- Testing increased by 186 per cent
Latest report from the Nigeria Centre for Disease Control (NCDC) shows that in one week, between November 22 to 28 (week 47), positivity rate for travellers coming into the country rose by 294 per cent; from 17 the previous week to 67 in the week under review.
It further revealed that the testing rate for COVID-19 across the country also increased by 186 per cent – from 38,724 tests to 103,358 tests in one week.
However, three states performed abysmally. The states were Borno, Taraba and Bauchi, testing two, three, and 88 COVID-19 samples in one week.
This underscores the recent COVID-19 variant called Omicron fast spreading globally, with not less than 23 countries already affected, and Nigeria recording three cases of the new variant.

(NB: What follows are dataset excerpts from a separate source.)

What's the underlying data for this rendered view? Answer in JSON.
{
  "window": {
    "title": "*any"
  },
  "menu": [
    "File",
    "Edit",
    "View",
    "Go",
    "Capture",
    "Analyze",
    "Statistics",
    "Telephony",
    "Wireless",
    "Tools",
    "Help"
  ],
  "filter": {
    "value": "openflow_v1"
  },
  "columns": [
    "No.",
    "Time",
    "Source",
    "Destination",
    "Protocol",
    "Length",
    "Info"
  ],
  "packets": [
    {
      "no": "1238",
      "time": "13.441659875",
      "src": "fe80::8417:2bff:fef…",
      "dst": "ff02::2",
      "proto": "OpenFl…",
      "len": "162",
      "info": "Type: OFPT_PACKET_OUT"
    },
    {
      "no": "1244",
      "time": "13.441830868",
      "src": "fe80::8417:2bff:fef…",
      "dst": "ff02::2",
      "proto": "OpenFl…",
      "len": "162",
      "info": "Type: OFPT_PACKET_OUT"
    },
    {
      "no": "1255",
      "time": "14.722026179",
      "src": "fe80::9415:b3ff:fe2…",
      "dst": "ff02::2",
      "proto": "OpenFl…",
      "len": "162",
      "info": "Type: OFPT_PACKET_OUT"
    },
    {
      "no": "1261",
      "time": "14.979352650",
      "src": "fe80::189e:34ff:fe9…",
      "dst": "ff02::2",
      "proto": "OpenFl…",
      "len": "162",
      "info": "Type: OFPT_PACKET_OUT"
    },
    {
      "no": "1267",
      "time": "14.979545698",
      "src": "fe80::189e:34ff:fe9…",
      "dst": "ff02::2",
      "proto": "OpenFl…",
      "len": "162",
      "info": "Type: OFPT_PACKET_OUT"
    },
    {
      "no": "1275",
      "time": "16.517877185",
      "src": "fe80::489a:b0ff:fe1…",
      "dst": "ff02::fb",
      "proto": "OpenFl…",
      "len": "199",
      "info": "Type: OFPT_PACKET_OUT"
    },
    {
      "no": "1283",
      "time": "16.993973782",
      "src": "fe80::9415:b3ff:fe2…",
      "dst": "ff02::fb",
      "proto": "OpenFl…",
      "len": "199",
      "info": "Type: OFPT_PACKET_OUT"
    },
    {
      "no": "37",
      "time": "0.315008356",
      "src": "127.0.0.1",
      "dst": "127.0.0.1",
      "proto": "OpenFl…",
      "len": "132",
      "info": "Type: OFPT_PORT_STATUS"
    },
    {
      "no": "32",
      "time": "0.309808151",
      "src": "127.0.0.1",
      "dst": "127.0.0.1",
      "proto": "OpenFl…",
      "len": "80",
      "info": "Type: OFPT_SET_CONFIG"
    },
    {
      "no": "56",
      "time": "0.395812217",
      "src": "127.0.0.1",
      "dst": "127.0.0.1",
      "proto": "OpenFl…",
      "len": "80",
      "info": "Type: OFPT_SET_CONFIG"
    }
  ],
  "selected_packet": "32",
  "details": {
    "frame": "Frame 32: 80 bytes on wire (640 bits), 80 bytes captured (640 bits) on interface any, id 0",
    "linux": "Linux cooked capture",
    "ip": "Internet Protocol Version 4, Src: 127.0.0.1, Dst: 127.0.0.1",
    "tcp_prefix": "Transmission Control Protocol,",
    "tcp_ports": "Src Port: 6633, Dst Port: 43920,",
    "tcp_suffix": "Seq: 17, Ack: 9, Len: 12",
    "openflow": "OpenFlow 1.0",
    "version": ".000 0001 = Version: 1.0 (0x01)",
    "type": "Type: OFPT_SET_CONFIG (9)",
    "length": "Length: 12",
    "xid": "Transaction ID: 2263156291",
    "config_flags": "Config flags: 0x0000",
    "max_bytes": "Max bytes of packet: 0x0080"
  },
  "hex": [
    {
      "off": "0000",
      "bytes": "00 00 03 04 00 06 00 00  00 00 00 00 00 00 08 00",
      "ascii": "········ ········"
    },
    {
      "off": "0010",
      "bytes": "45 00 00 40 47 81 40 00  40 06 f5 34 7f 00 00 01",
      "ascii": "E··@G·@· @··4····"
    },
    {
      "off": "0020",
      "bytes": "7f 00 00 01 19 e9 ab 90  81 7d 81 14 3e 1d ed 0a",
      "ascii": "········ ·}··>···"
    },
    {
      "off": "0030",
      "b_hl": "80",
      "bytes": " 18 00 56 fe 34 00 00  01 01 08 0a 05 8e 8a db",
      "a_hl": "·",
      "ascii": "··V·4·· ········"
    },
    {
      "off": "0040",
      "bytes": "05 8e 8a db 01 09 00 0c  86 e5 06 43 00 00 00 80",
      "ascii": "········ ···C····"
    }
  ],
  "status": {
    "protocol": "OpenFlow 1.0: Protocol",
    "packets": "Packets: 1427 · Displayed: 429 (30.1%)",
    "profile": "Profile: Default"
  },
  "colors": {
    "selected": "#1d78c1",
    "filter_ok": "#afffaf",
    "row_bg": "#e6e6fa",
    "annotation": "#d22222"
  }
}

The Omicron COVID-19 varian, according to the World Health Organization (WHO), is more transmissible than any other variant, with an increased risk of re-infection.

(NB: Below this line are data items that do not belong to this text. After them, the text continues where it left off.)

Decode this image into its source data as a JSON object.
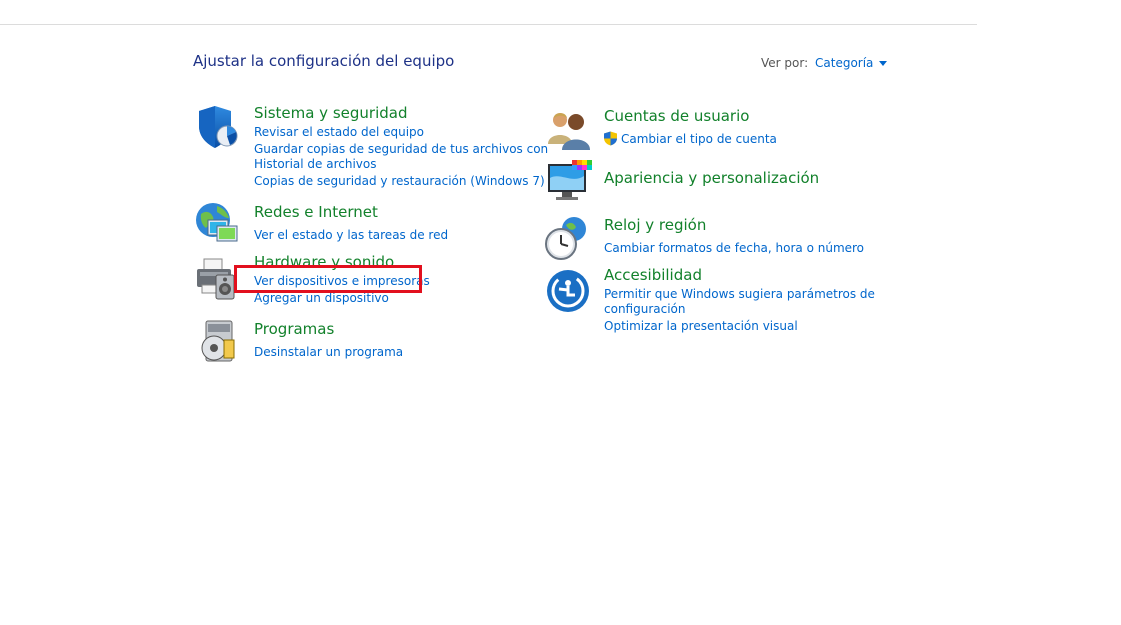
{
  "page": {
    "title": "Ajustar la configuración del equipo",
    "view_by_label": "Ver por:",
    "view_by_value": "Categoría"
  },
  "colors": {
    "category_title": "#12812b",
    "link": "#0066cc",
    "page_title": "#1e3287",
    "highlight": "#e2101e"
  },
  "left_categories": [
    {
      "icon": "shield-icon",
      "title": "Sistema y seguridad",
      "links": [
        "Revisar el estado del equipo",
        "Guardar copias de seguridad de tus archivos con",
        "Historial de archivos",
        "Copias de seguridad y restauración (Windows 7)"
      ]
    },
    {
      "icon": "network-globe-icon",
      "title": "Redes e Internet",
      "links": [
        "Ver el estado y las tareas de red"
      ]
    },
    {
      "icon": "printer-speaker-icon",
      "title": "Hardware y sonido",
      "links": [
        "Ver dispositivos e impresoras",
        "Agregar un dispositivo"
      ]
    },
    {
      "icon": "programs-disc-icon",
      "title": "Programas",
      "links": [
        "Desinstalar un programa"
      ]
    }
  ],
  "right_categories": [
    {
      "icon": "users-icon",
      "title": "Cuentas de usuario",
      "links": [
        "Cambiar el tipo de cuenta"
      ]
    },
    {
      "icon": "monitor-palette-icon",
      "title": "Apariencia y personalización",
      "links": []
    },
    {
      "icon": "clock-globe-icon",
      "title": "Reloj y región",
      "links": [
        "Cambiar formatos de fecha, hora o número"
      ]
    },
    {
      "icon": "accessibility-icon",
      "title": "Accesibilidad",
      "links": [
        "Permitir que Windows sugiera parámetros de",
        "configuración",
        "Optimizar la presentación visual"
      ]
    }
  ]
}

Information gathered by The Nation from the report showed that the number of new confirmed cases increased to 503 from 442. The number of discharged cases decreased to 736 from 786. Sadly, two deaths were reported.

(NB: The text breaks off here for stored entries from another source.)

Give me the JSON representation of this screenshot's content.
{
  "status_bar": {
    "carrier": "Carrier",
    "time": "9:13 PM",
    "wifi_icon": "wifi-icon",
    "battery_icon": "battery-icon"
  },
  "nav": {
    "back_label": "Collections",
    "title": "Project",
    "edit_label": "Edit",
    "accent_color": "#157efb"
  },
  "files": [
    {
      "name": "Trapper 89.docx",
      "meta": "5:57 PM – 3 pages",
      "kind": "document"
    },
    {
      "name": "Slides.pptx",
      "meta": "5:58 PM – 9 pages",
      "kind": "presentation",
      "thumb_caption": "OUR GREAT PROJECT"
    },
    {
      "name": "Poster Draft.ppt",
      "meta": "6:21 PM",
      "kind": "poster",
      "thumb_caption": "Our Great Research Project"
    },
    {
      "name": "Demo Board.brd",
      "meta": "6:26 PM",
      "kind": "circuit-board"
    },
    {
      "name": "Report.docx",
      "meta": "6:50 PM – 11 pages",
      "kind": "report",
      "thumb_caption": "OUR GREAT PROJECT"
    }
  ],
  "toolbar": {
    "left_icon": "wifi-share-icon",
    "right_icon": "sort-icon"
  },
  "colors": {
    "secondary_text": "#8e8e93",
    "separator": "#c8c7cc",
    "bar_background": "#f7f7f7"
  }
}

“In Week 47, the number of samples tested increased to 103,358 from 38,724 reported in week 46. These were reported in 36 states and FCT.
“Cumulatively, since the outbreak egan in Week 9, 2020, there have been 214,092 cases and 2,976 deaths reported with a case fatality rate (CFR) of 1.4 per cent. The number of in-bound international travellers tested was 7,587 of which 67 (0.9 per cent) were positive compared to 17 (0.3 per cent) (out of 5,394 tested) in week 46.
“In Week 47, the number of out-bound international travellers tested was 7,694 of which 92 (1.2 per cent) were positive compared to 30 (0.5 per cent) (out of 6,159 tested) in week 46,” the report stated.
The Federal Government, therefore, urged citizens to get vaccinated, while adhering to the non-pharmaceutical interventions of regular handwashing with soap in running water, sanitising with alcohol based sanitisers, wearing of face masks and avoiding large gatherings.